I should have been feeling on top of the world. I’d just concluded another successful case. In the guise of a new counter assistant I had spotted the pilfered goods being smuggled out in the trash by one of Macy’s own employees and then retrieved from the big trash bins by an accomplice. I had been handsomely rewarded for my services and was glowing with pride, dying to share my news with somebody when I stepped out of Macy’s back door and into the gale.
I had hopped on a passing Broadway trolley and later regretted this move as well, as I had to walk home from Broadway with the rain driving straight into my face and one hand jamming my charming spring hat onto my head. By the time I was halfway home I was well and truly sorry for myself. I was still weak, of course. I was not usually the kind of person who wallowed in self-pity or thought of herself as a helpless female. But as I trudged onward I was overwhelmed with gloomy thoughts. I longed for home and family and someone to take care of me.

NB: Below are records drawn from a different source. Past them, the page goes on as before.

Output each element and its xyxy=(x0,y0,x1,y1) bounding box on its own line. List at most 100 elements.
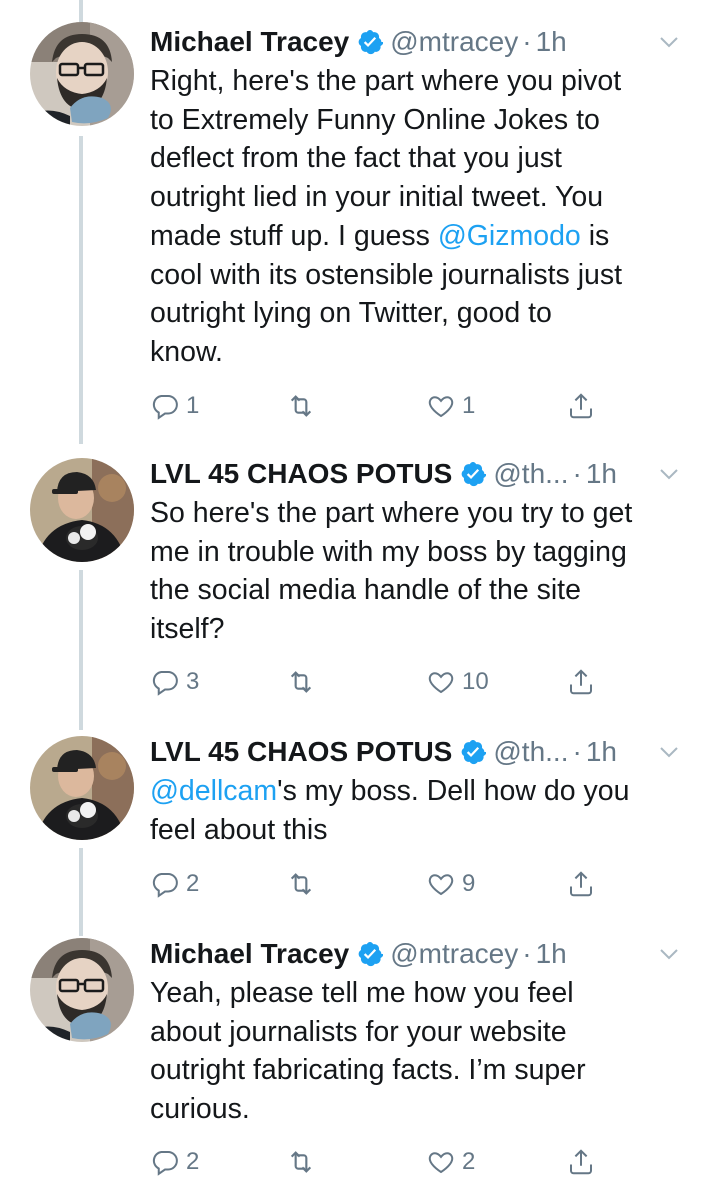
avatar[interactable] xyxy=(30,458,134,562)
text-line: about journalists for your website xyxy=(150,1015,567,1048)
text-line: Yeah, please tell me how you feel xyxy=(150,977,574,1009)
tweet-header: LVL 45 CHAOS POTUS @th... · 1h xyxy=(150,454,681,494)
reply-button[interactable]: 2 xyxy=(150,864,199,904)
text-line: the social media handle of the site xyxy=(150,574,581,607)
author-handle[interactable]: @mtracey xyxy=(390,22,518,62)
timestamp[interactable]: 1h xyxy=(536,22,567,62)
thread-line-1 xyxy=(79,136,83,444)
heart-icon xyxy=(428,874,454,896)
separator-dot: · xyxy=(572,736,582,767)
text-line: me in trouble with my boss by tagging xyxy=(150,535,627,568)
text-line: cool with its ostensible journalists jus… xyxy=(150,258,623,291)
thread-line-2 xyxy=(79,570,83,730)
reply-count: 1 xyxy=(186,392,200,419)
reply-icon xyxy=(152,873,178,898)
text-line: know. xyxy=(150,335,223,368)
share-icon xyxy=(570,1149,592,1175)
share-button[interactable] xyxy=(566,1142,596,1182)
share-icon xyxy=(570,871,592,897)
reply-icon xyxy=(152,395,178,420)
reply-icon xyxy=(152,671,178,696)
share-button[interactable] xyxy=(566,386,596,426)
tweet-actions: 3 10 xyxy=(150,662,630,702)
reply-button[interactable]: 2 xyxy=(150,1142,199,1182)
avatar[interactable] xyxy=(30,736,134,840)
chevron-down-icon[interactable] xyxy=(657,30,681,54)
like-button[interactable]: 10 xyxy=(426,662,489,702)
like-button[interactable]: 2 xyxy=(426,1142,475,1182)
share-button[interactable] xyxy=(566,662,596,702)
mention-link[interactable]: @Gizmodo xyxy=(438,220,581,252)
text-segment: is xyxy=(580,219,610,252)
timestamp[interactable]: 1h xyxy=(536,934,567,974)
retweet-button[interactable] xyxy=(285,386,317,426)
timestamp[interactable]: 1h xyxy=(586,454,617,494)
reply-button[interactable]: 1 xyxy=(150,386,199,426)
text-segment: made stuff up. I guess xyxy=(150,219,438,252)
tweet-text: @dellcam's my boss. Dell how do you feel… xyxy=(150,772,681,849)
reply-button[interactable]: 3 xyxy=(150,662,199,702)
retweet-icon xyxy=(290,1151,312,1173)
text-line: outright lying on Twitter, good to xyxy=(150,297,552,330)
author-handle[interactable]: @th... xyxy=(493,732,568,772)
retweet-button[interactable] xyxy=(285,1142,317,1182)
retweet-icon xyxy=(290,873,312,895)
avatar-cap-cat-image xyxy=(30,736,134,840)
share-icon xyxy=(570,669,592,695)
tweet-header: LVL 45 CHAOS POTUS @th... · 1h xyxy=(150,732,681,772)
text-line: to Extremely Funny Online Jokes to xyxy=(150,103,600,136)
reply-count: 2 xyxy=(186,870,200,897)
avatar-glasses-beard-image xyxy=(30,938,134,1042)
chevron-down-icon[interactable] xyxy=(657,462,681,486)
avatar[interactable] xyxy=(30,938,134,1042)
retweet-icon xyxy=(290,395,312,417)
chevron-down-icon[interactable] xyxy=(657,740,681,764)
like-count: 9 xyxy=(462,870,476,897)
tweet-actions: 2 2 xyxy=(150,1142,630,1182)
thread-line-3 xyxy=(79,848,83,936)
mention-link[interactable]: @dellcam xyxy=(150,775,277,807)
like-count: 10 xyxy=(462,668,489,695)
author-handle[interactable]: @th... xyxy=(493,454,568,494)
like-button[interactable]: 1 xyxy=(426,386,475,426)
text-line: curious. xyxy=(150,1093,250,1126)
reply-count: 3 xyxy=(186,668,200,695)
timestamp[interactable]: 1h xyxy=(586,732,617,772)
retweet-button[interactable] xyxy=(285,864,317,904)
avatar-glasses-beard-image xyxy=(30,22,134,126)
heart-icon xyxy=(428,672,454,694)
like-button[interactable]: 9 xyxy=(426,864,475,904)
like-count: 2 xyxy=(462,1148,476,1175)
verified-badge-icon xyxy=(460,461,487,487)
reply-count: 2 xyxy=(186,1148,200,1175)
text-line: feel about this xyxy=(150,813,328,846)
heart-icon xyxy=(428,1152,454,1174)
text-line: deflect from the fact that you just xyxy=(150,142,562,175)
tweet-text: So here's the part where you try to get … xyxy=(150,494,681,649)
verified-badge-icon xyxy=(357,941,384,967)
share-button[interactable] xyxy=(566,864,596,904)
author-handle[interactable]: @mtracey xyxy=(390,934,518,974)
separator-dot: · xyxy=(522,938,532,969)
chevron-down-icon[interactable] xyxy=(657,942,681,966)
author-name[interactable]: Michael Tracey xyxy=(150,22,349,62)
avatar[interactable] xyxy=(30,22,134,126)
text-line: outright fabricating facts. I’m super xyxy=(150,1054,586,1087)
like-count: 1 xyxy=(462,392,476,419)
retweet-icon xyxy=(290,671,312,693)
retweet-button[interactable] xyxy=(285,662,317,702)
separator-dot: · xyxy=(522,26,532,57)
author-name[interactable]: LVL 45 CHAOS POTUS xyxy=(150,732,452,772)
reply-icon xyxy=(152,1151,178,1176)
tweet-text: Right, here's the part where you pivot t… xyxy=(150,62,681,372)
text-line: Right, here's the part where you pivot xyxy=(150,65,622,97)
text-line: outright lied in your initial tweet. You xyxy=(150,181,604,214)
tweet-actions: 1 1 xyxy=(150,386,630,426)
tweet-text: Yeah, please tell me how you feel about … xyxy=(150,974,681,1129)
author-name[interactable]: LVL 45 CHAOS POTUS xyxy=(150,454,452,494)
text-segment: 's my boss. Dell how do you xyxy=(277,775,630,807)
heart-icon xyxy=(428,396,454,418)
tweet-actions: 2 9 xyxy=(150,864,630,904)
author-name[interactable]: Michael Tracey xyxy=(150,934,349,974)
separator-dot: · xyxy=(572,458,582,489)
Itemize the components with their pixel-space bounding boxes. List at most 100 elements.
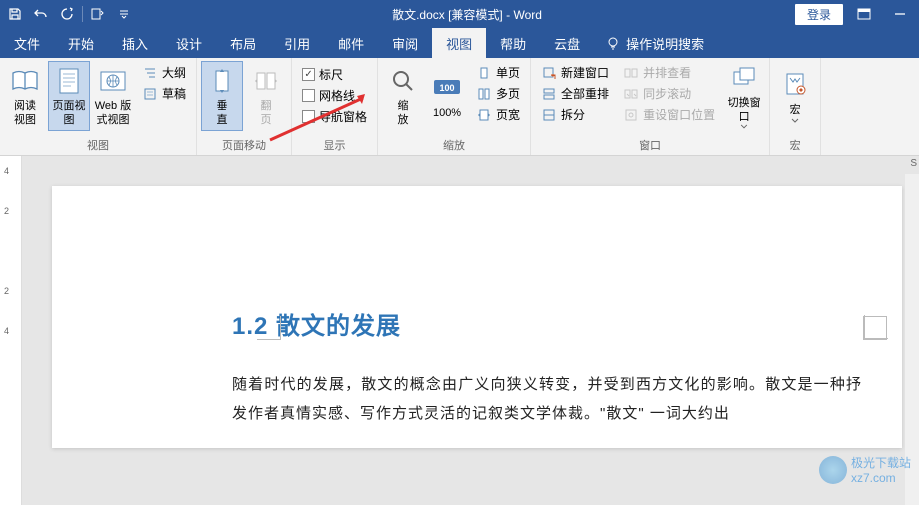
web-view-icon: [97, 65, 129, 97]
scroll-indicator: S: [910, 158, 917, 169]
checkbox-icon: [302, 68, 315, 81]
zoom-button[interactable]: 缩 放: [382, 61, 424, 131]
group-zoom-label: 缩放: [382, 136, 526, 154]
zoom-icon: [387, 65, 419, 97]
svg-text:100: 100: [440, 83, 455, 93]
hundred-icon: 100: [431, 72, 463, 104]
minimize-button[interactable]: [885, 3, 915, 25]
chevron-down-icon: [791, 118, 799, 123]
group-show: 标尺 网格线 导航窗格 显示: [292, 58, 378, 155]
draft-button[interactable]: 草稿: [140, 84, 188, 103]
vertical-icon: [206, 65, 238, 97]
tab-insert[interactable]: 插入: [108, 28, 162, 58]
tab-design[interactable]: 设计: [162, 28, 216, 58]
group-window: 新建窗口 全部重排 拆分 并排查看 同步滚动: [531, 58, 770, 155]
crop-mark-tl: [257, 316, 281, 340]
work-area: 4224 1.2 散文的发展 随着时代的发展，散文的概念由广义向狭义转变，并受到…: [0, 156, 919, 505]
tab-home[interactable]: 开始: [54, 28, 108, 58]
qat-customize-button[interactable]: [111, 3, 137, 25]
tab-view[interactable]: 视图: [432, 28, 486, 58]
document-heading: 1.2 散文的发展: [232, 306, 862, 341]
ribbon-display-button[interactable]: [849, 3, 879, 25]
switch-window-icon: [728, 63, 760, 94]
vertical-ruler[interactable]: 4224: [0, 156, 22, 505]
checkbox-icon: [302, 89, 315, 102]
group-show-label: 显示: [296, 136, 373, 154]
reset-position-icon: [623, 107, 639, 123]
tab-help[interactable]: 帮助: [486, 28, 540, 58]
redo-button[interactable]: [54, 3, 80, 25]
checkbox-icon: [302, 110, 315, 123]
page-turn-icon: [250, 65, 282, 97]
side-by-side-button: 并排查看: [621, 63, 717, 82]
sync-scroll-icon: [623, 86, 639, 102]
title-bar: 散文.docx [兼容模式] - Word 登录: [0, 0, 919, 28]
document-page: 1.2 散文的发展 随着时代的发展，散文的概念由广义向狭义转变，并受到西方文化的…: [52, 186, 902, 448]
tell-me-search[interactable]: 操作说明搜索: [594, 28, 716, 58]
page-width-button[interactable]: 页宽: [474, 105, 522, 124]
vertical-button[interactable]: 垂 直: [201, 61, 243, 131]
window-title: 散文.docx [兼容模式] - Word: [139, 6, 795, 23]
multi-page-button[interactable]: 多页: [474, 84, 522, 103]
read-view-button[interactable]: 阅读 视图: [4, 61, 46, 131]
sync-scroll-button: 同步滚动: [621, 84, 717, 103]
outline-button[interactable]: 大纲: [140, 63, 188, 82]
chevron-down-icon: [740, 124, 748, 129]
group-zoom: 缩 放 100 100% 单页 多页 页宽 缩: [378, 58, 531, 155]
page-turn-button: 翻 页: [245, 61, 287, 131]
reset-position-button: 重设窗口位置: [621, 105, 717, 124]
tab-file[interactable]: 文件: [0, 28, 54, 58]
save-button[interactable]: [2, 3, 28, 25]
arrange-all-button[interactable]: 全部重排: [539, 84, 611, 103]
compat-mode: [兼容模式]: [448, 8, 503, 22]
document-body: 随着时代的发展，散文的概念由广义向狭义转变，并受到西方文化的影响。散文是一种抒发…: [232, 371, 862, 428]
macros-button[interactable]: 宏: [774, 61, 816, 131]
undo-button[interactable]: [28, 3, 54, 25]
new-window-button[interactable]: 新建窗口: [539, 63, 611, 82]
read-view-icon: [9, 65, 41, 97]
draft-icon: [142, 86, 158, 102]
tab-mailings[interactable]: 邮件: [324, 28, 378, 58]
group-views-label: 视图: [4, 136, 192, 154]
split-icon: [541, 107, 557, 123]
split-button[interactable]: 拆分: [539, 105, 611, 124]
group-page-movement: 垂 直 翻 页 页面移动: [197, 58, 292, 155]
group-window-label: 窗口: [535, 136, 765, 154]
doc-name: 散文.docx: [392, 8, 445, 22]
watermark-icon: [819, 456, 847, 484]
tab-cloud[interactable]: 云盘: [540, 28, 594, 58]
outline-icon: [142, 65, 158, 81]
group-views: 阅读 视图 页面视图 Web 版式视图 大纲 草稿 视图: [0, 58, 197, 155]
hundred-percent-button[interactable]: 100 100%: [426, 61, 468, 131]
group-macros: 宏 宏: [770, 58, 821, 155]
switch-window-button[interactable]: 切换窗 口: [723, 61, 765, 131]
one-page-button[interactable]: 单页: [474, 63, 522, 82]
web-view-button[interactable]: Web 版式视图: [92, 61, 134, 131]
tab-layout[interactable]: 布局: [216, 28, 270, 58]
page-view-icon: [53, 65, 85, 97]
tell-me-label: 操作说明搜索: [626, 34, 704, 53]
multi-page-icon: [476, 86, 492, 102]
new-window-icon: [541, 65, 557, 81]
ruler-checkbox[interactable]: 标尺: [300, 65, 369, 84]
app-name: Word: [513, 8, 541, 22]
gridlines-checkbox[interactable]: 网格线: [300, 86, 369, 105]
side-by-side-icon: [623, 65, 639, 81]
page-view-button[interactable]: 页面视图: [48, 61, 90, 131]
page-canvas[interactable]: 1.2 散文的发展 随着时代的发展，散文的概念由广义向狭义转变，并受到西方文化的…: [22, 156, 919, 505]
tab-references[interactable]: 引用: [270, 28, 324, 58]
quick-access-toolbar: [0, 3, 139, 25]
macros-icon: [779, 69, 811, 101]
touch-mode-button[interactable]: [85, 3, 111, 25]
watermark: 极光下载站 xz7.com: [819, 454, 911, 485]
ribbon: 阅读 视图 页面视图 Web 版式视图 大纲 草稿 视图: [0, 58, 919, 156]
menu-bar: 文件 开始 插入 设计 布局 引用 邮件 审阅 视图 帮助 云盘 操作说明搜索: [0, 28, 919, 58]
one-page-icon: [476, 65, 492, 81]
tab-review[interactable]: 审阅: [378, 28, 432, 58]
login-button[interactable]: 登录: [795, 4, 843, 25]
crop-mark-tr: [863, 316, 887, 340]
arrange-all-icon: [541, 86, 557, 102]
nav-pane-checkbox[interactable]: 导航窗格: [300, 107, 369, 126]
page-width-icon: [476, 107, 492, 123]
group-page-movement-label: 页面移动: [201, 136, 287, 154]
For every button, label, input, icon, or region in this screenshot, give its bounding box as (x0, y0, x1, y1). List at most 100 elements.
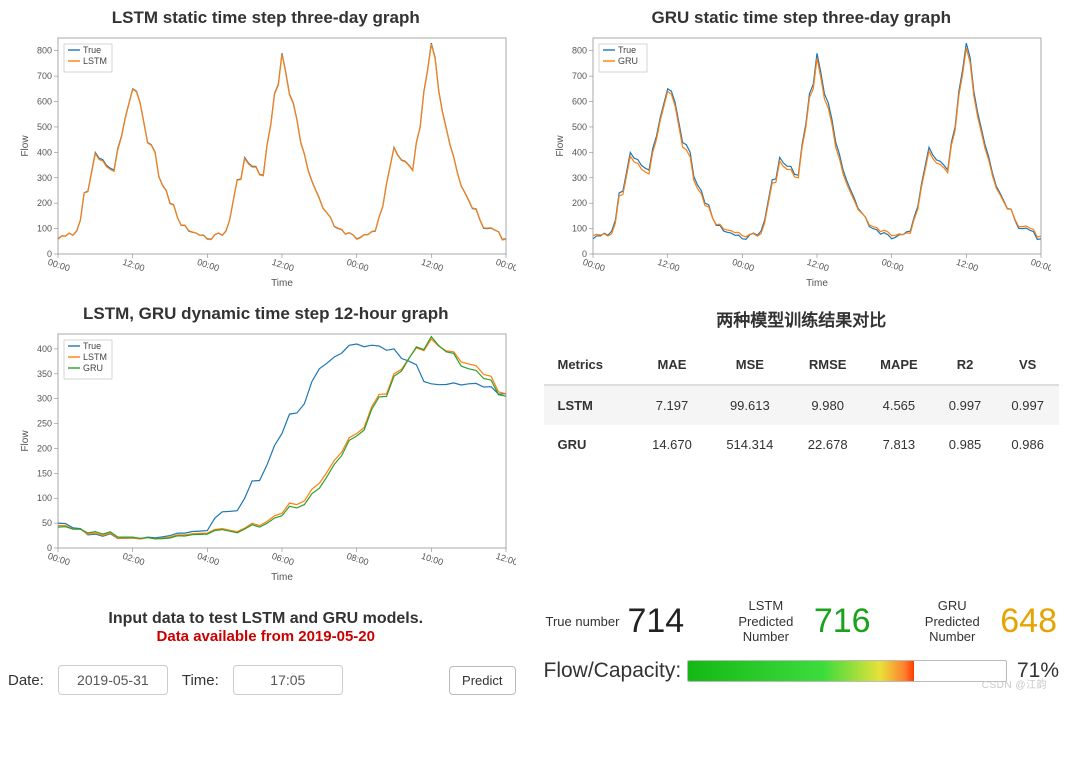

I suppose this wave of blackness and insecurity had something to do with my intended, Daniel Sullivan. We weren’t officially betrothed yet, but we had definitely reached the stage of an understanding. And it was this that was making me unsettled and jittery.
Had my mother still been alive, she would have relished telling me that I was never satisfied. I suppose she was right—when Daniel had been in disgrace and on suspension from his position as captain of police, he had shown up on my doorstep every single day, and I had found myself wishing he’d be reinstated quickly, not just for his sake but for mine too. I found myself seriously wondering whether marriage and domestic bliss were what I wanted for myself.